The Artists "Review" Artists Project was launched on June 30, 2008. Below is a "review" of Susan Constanse's work, Untitled (Unreal Spaces series), written by Rob Hitzig. Susan provided the second jpeg, an image of Untitled (Unreal Spaces series), as well as a brief response to Rob's "review."
Susan currently resides in Pittsburgh, PA, and Rob lives in Montpelier, VT.
If you would like to participate in this project, please email me at jtkirkland [at] gmail [dot] com.
One of the most interesting aspects of art, for me, is seeing the artist through their work. In getting to know artists, I am always amazed at how perfectly the art matches the person. Their work is always a clear, direct, window into their inner being. It lets you see what is going on beneath the surface and should/does make artists feel very vulnerable as the world looks into their soul. In being given just one painting -- no history, no background -- giving a critic is a very interesting and difficult task. What does one piece in isolation say about an artist or about what they are trying to accomplish? It is like drawing a trend line with one data point. Can someone look into your eyes and see your soul? Perhaps, but I think George Bush would have had better luck if he asked Putin to paint him a picture instead.

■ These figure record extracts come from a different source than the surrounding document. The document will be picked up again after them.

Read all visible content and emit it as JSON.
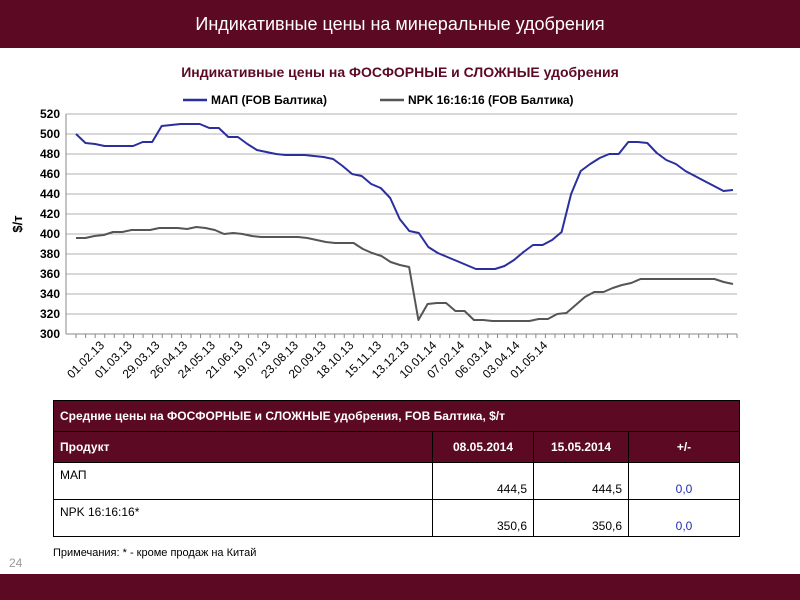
{
  "slide": {
    "title": "Индикативные цены на минеральные удобрения",
    "page_number": "24",
    "note": "Примечания: * - кроме продаж на Китай"
  },
  "colors": {
    "brand": "#5c0a24",
    "series_map": "#2b2f9e",
    "series_npk": "#555555",
    "diff_text": "#1f2fb4"
  },
  "chart_data": {
    "type": "line",
    "title": "Индикативные цены на ФОСФОРНЫЕ и СЛОЖНЫЕ удобрения",
    "ylabel": "$/т",
    "xlabel": "",
    "ylim": [
      300,
      520
    ],
    "yticks": [
      300,
      320,
      340,
      360,
      380,
      400,
      420,
      440,
      460,
      480,
      500,
      520
    ],
    "grid": true,
    "legend": "top",
    "x_tick_labels": [
      "01.02.13",
      "01.03.13",
      "29.03.13",
      "26.04.13",
      "24.05.13",
      "21.06.13",
      "19.07.13",
      "23.08.13",
      "20.09.13",
      "18.10.13",
      "15.11.13",
      "13.12.13",
      "10.01.14",
      "07.02.14",
      "06.03.14",
      "03.04.14",
      "01.05.14"
    ],
    "series": [
      {
        "name": "МАП (FOB Балтика)",
        "color": "#2b2f9e",
        "values": [
          500,
          491,
          490,
          488,
          488,
          488,
          488,
          492,
          492,
          508,
          509,
          510,
          510,
          510,
          506,
          506,
          497,
          497,
          490,
          484,
          482,
          480,
          479,
          479,
          479,
          478,
          477,
          475,
          468,
          460,
          458,
          450,
          446,
          436,
          415,
          403,
          401,
          387,
          381,
          377,
          373,
          369,
          365,
          365,
          365,
          368,
          374,
          382,
          389,
          389,
          394,
          402,
          440,
          463,
          470,
          476,
          480,
          480,
          492,
          492,
          491,
          481,
          474,
          470,
          463,
          458,
          453,
          448,
          443,
          444
        ]
      },
      {
        "name": "NPK 16:16:16 (FOB Балтика)",
        "color": "#555555",
        "values": [
          396,
          396,
          398,
          399,
          402,
          402,
          404,
          404,
          404,
          406,
          406,
          406,
          405,
          407,
          406,
          404,
          400,
          401,
          400,
          398,
          397,
          397,
          397,
          397,
          397,
          396,
          394,
          392,
          391,
          391,
          391,
          385,
          381,
          378,
          372,
          369,
          367,
          314,
          330,
          331,
          331,
          323,
          323,
          314,
          314,
          313,
          313,
          313,
          313,
          313,
          315,
          315,
          320,
          321,
          329,
          337,
          342,
          342,
          346,
          349,
          351,
          355,
          355,
          355,
          355,
          355,
          355,
          355,
          355,
          355,
          352,
          350
        ]
      }
    ]
  },
  "table": {
    "caption": "Средние цены на ФОСФОРНЫЕ и СЛОЖНЫЕ  удобрения, FOB Балтика, $/т",
    "headers": [
      "Продукт",
      "08.05.2014",
      "15.05.2014",
      "+/-"
    ],
    "rows": [
      {
        "product": "МАП",
        "v1": "444,5",
        "v2": "444,5",
        "diff": "0,0"
      },
      {
        "product": "NPK 16:16:16*",
        "v1": "350,6",
        "v2": "350,6",
        "diff": "0,0"
      }
    ]
  }
}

This painting is interesting and scary. These ribbons are floating in deep space or deep in the ocean, in a very dark place. One light source projects out. Oddly, the light source is blue and it enlightens both the white and the red. Does the blue symbolize peace? Personal, political, or both? Is this an overtly political piece? Is the artist saying something about the USA, either consciously or unconsciously? I don’t know but I believe that this is both a political and a spiritual person and that they have these issues on the forefront of their mind. Is this person a light in what they perceive to be a dark place? Or, are they in a dark place, looking, searching, or hoping to find the light?
The initial feeling is that the ribbons are isolated, but closer examination reveals that there is more around the ribbons. If only more light were projected or created in the space, the ribbons would not be so alone. I believe the painter is calling for more light. I believe the artist believes it would be a much more interesting and beautiful world with more light, unfortunately, in painting the way the world exists through the artists eyes, there wasn’t enough light at the time. We should all hope for more light in the future.
The only thing that concerns me about the painting is the two brown ribbons projecting on the lower section. I feel there is a disconnect there. What does it have to do with the rest of the painting? It feels to me to be a distraction that doesn’t relate to the rest. What does it mean and why is it there? Hope reaching out? Is this person a great fan of Barack Obama? I don’t know whether this is intentionally or unintentionally a political statement but it seems forced. Regardless, I think it is interesting and I would like to see more. There is a subtle depth to the work that draws you in and calls for closer examination.
By Rob Hitzig
It has always been my opinion that it is the viewer that completes a work. This completion, as Mr. Hertzig points out, is difficult when based on one work. It is doubly so when the work is non-narrative.